Inplanting op een hellend terrein ommuurd gedesaffecteerd kerkhof. Laatgotische kruiskerk uit de 16de eeuw, verbouwd en uitgebreid tot een neogotische kruiskerk in 1892. Oorspronkelijke bouw bewaard in de zuidelijke kruisarm, de onderbouw van de aangepaste kruisingstoren, de deels behouden zandstenen west- en zuidgevel en de pseudo-basilicale opstand van het schip.
De plattegrond beschrijft: een driebeukig schip van vijf traveeën met een zijkapel ten noorden in de derde travee en een laatgotische zuidelijke kruisarm in de vijfde travee geflankeerd door een veelzijdig traptorentje; een vierkante kruisingstoren op het oorspronkelijke gotische transept (vijfde travee); een bijkomend neogotisch transept naar het oosten toe met een rechte travee en een koor met driezijdige sluiting, geflankeerd door twee zijkoren en sacristieën. Afdekking door middel van zadeldaken (leien). Oudste gedeelten opgetrokken uit zandsteen. Neogotische kerk van baksteen met verwerking van arduin en van zandsteen (hergebruikt materiaal?) onder meer voor sokkel.

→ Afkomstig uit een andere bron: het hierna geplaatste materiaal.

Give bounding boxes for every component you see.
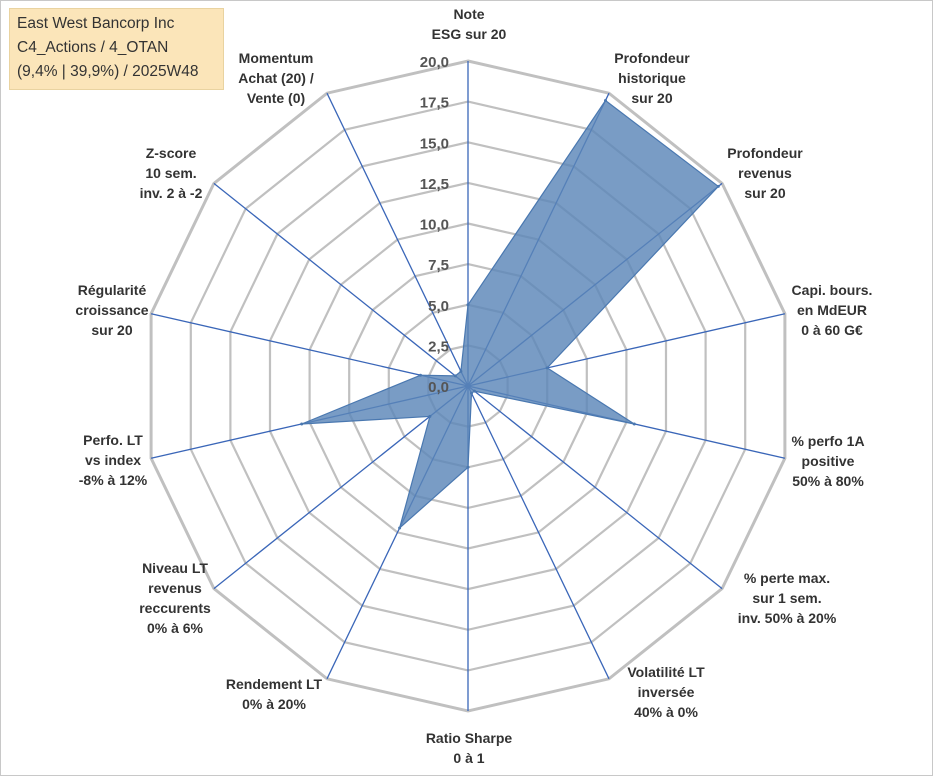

Westgevel: bakstenen tuitgevel, op zandstenen sokkel met neogotisch korfboogportaal van arduin en drielicht; flankerende noordelijke en zuidelijke zijbeukgevels, deels van zandsteen, afgelijnd door zandstenen hoekblokken en voorzien van neogotische tweelichten. Zuidelijke zijbeuk met zandstenen muurpand. Laatgotische zuidelijke kruisarm van zandsteen op afgeschuinde sokkel, eenvoudig korfboogdeurtje en gerestaureerd spitsboogvormig bovenvenster. Aangepaste kruisingstoren met twee geledingen en neogotische galmgaten; ingesnoerde naaldspits. Verlichting van neogotisch schip, transept, koor, zijkoren en sacristieën door middel van spitsboogvensters, twee- en drielichten.
Interieur
Interieur met behouden gotische opstand in middenbeuk, kruising (vijfde travee) en zuidelijke kruisarm. Pseudo-basilicaal schip geritmeerd door spitsboogvormige scheibogen met rondstaafprofiel op zuilen met achtzijdige sokkel en deels aangepast dekblad; kruising met kruisriboverwelving op bundelpijlers; kruisribgewelf in zuidelijke kruisarm. Neogotische houten overwelving in schip, neogotisch transept en koor.
Mobilair
Neogotische altaren en koorbanken; preekstoel uit de 16de eeuw; twee empire getinte biechtstoelen; tochtportaal uit de 18de eeuw. Orgel uit de eerste helft van de 19de eeuw.
Bron: D'HUYVETTER C., DE LONGIE B. & EEMAN M. met medewerking van LINTERS A. 1978: Inventaris van het cultuurbezit in België, Architectuur, Provincie Oost-Vlaanderen, Arrondissement Aalst, Bouwen door de eeuwen heen in Vlaanderen 5n2 (H-Z), Brussel - Gent. Auteurs: d'Huyvetter, Clio; de Longie, Bea; Eeman, Michèle Datum: De tekst wordt ter beschikking gesteld door: Agentschap Onroerend Erfgoed (AOE)
Aanvullende informatie
Op 25 april 1990 stortte een groot deel van de voorzijde van de kerk, waaronder de vieringtoren, in. Het zandstenen zuidelijk transept en een deel van het koor konden behouden blijven. De heropbouw van het schip en de toren in een sobere moderne stijl gebeurde naar ontwerp van Luc Van den Broeck. De nieuwe kerk werd in februari 1996 in gebruik genomen.